The 2023 agreement between the Engine Manufacturers Association and CARB came in for attack from Spear last month, when he wrote a letter to the CEOs of several engine manufacturers, including Cummins (NYSE: CMI) and Paccar (NASDAQ: PCAR), asking them to abandon the deal.

The deal between the two sides is known as the Clean Truck Partnership. It was a target of an ongoing lawsuit filed by several parties last month, led by Nebraska Attorney General Mike Hilgers, seeking to invalidate the agreement. The Hilgers suit was filed a day before the Spear letter.

“The shifting political landscape creates an opportunity for the industry to work with the incoming Trump Administration to course correct the impossible timelines and stringency targets laid out by California and the Environmental Protection Agency,” Spear wrote. “That begins with leveraging existing, near-zero technologies that are available today thanks to the innovations of your companies. It requires a joint agreement that, as an industry engaged in interstate commerce, we need uniform national standards free of conflicting state policy to achieve regulatory certainty and success.”

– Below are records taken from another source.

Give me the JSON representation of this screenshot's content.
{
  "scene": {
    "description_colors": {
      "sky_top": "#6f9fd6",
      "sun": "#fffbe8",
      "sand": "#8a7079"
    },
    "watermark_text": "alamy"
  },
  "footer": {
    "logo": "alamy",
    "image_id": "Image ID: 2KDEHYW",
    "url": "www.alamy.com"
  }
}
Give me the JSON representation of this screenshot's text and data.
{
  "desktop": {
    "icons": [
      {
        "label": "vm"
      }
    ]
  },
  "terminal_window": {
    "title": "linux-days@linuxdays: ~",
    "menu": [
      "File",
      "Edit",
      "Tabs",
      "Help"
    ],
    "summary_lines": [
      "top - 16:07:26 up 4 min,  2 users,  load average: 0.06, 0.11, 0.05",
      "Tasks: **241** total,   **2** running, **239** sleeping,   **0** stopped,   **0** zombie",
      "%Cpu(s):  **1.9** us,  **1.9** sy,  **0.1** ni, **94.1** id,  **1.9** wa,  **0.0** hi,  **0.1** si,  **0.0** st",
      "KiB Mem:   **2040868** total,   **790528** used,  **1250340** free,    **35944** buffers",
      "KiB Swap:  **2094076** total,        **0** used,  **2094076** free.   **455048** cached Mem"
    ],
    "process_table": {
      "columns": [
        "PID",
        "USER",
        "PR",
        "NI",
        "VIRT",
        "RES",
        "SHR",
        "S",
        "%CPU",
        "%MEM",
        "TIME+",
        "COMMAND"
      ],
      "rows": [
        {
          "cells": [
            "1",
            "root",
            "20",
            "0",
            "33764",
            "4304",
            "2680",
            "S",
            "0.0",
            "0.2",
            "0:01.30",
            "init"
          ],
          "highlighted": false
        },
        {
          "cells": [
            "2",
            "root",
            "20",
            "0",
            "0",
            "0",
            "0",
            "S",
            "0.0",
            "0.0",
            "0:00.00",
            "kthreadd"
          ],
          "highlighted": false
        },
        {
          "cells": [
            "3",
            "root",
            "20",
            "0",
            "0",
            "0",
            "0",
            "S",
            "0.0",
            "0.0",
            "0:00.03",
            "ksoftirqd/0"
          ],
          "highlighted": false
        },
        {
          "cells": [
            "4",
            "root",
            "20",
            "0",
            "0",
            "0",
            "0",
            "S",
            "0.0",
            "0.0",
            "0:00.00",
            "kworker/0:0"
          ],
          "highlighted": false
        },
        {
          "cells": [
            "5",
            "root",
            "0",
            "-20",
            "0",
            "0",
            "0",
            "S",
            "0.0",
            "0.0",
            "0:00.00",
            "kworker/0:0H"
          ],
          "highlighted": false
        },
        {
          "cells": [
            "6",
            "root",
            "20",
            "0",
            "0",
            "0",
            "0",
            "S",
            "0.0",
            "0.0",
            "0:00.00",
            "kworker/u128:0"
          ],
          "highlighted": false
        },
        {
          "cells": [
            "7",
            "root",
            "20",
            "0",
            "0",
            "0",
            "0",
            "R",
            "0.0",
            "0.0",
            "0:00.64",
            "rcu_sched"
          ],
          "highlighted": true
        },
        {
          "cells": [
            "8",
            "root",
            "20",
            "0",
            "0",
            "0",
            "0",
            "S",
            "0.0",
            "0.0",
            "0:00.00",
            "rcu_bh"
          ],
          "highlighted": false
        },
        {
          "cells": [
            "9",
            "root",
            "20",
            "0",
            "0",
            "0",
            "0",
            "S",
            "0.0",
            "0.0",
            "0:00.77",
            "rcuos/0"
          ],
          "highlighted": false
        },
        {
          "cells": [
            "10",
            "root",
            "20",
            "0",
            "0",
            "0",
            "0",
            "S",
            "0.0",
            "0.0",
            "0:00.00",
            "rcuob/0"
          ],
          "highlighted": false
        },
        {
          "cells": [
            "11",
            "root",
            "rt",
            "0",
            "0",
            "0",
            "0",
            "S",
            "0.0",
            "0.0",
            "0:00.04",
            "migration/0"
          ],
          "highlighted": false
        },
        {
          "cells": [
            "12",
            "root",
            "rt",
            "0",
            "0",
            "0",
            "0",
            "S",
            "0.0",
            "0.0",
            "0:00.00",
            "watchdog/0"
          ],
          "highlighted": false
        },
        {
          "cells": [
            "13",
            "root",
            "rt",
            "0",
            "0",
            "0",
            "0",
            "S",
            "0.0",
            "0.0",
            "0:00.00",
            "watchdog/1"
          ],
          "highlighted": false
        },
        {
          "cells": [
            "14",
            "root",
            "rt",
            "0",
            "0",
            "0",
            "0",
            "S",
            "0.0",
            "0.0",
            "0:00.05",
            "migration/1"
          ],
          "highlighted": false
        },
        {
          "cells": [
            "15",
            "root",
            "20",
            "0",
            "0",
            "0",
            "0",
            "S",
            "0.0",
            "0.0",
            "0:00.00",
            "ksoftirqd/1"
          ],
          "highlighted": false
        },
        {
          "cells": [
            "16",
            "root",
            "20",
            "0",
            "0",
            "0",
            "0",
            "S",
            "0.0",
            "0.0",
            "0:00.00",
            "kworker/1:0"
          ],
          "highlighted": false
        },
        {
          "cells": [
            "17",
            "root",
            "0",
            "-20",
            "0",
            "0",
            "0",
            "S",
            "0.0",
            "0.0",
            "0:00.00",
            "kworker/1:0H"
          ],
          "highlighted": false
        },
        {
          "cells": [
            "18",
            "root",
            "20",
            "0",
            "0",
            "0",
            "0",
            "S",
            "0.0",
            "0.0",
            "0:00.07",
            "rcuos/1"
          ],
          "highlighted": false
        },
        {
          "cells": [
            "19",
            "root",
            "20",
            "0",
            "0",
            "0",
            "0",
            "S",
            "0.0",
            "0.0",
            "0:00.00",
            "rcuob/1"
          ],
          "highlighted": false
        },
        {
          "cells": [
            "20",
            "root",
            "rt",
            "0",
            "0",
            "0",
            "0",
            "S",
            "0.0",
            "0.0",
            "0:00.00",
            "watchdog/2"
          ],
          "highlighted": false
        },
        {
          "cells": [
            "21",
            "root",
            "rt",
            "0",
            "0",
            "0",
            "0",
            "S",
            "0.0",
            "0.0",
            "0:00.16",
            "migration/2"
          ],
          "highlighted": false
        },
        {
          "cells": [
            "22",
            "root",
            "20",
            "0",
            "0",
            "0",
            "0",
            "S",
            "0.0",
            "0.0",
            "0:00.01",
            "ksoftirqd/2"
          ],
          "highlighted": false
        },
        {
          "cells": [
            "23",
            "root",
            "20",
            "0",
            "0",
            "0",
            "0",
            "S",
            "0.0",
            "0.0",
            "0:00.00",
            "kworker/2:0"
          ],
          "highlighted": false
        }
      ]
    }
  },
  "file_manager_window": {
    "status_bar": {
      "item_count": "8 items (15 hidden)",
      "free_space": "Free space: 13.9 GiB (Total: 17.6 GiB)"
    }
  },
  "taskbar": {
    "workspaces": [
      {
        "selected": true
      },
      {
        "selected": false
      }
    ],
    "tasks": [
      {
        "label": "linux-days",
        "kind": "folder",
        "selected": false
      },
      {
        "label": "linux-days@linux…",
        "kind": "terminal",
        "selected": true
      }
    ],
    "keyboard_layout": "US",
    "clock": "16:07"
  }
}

The letter touches on two repeated themes coming from opponents of many of California’s actions: that there are numerous technologies that could be made available to replace or improve diesel engines (such as natural gas) short of forcing a ZEV mandate; and the sheer size of California will effectively make the state’s standards the governing rules for the rest of the country, as OEMs seek to avoid the need to build trucks to both a California specification and a less stringent federal specification for the rest of the country.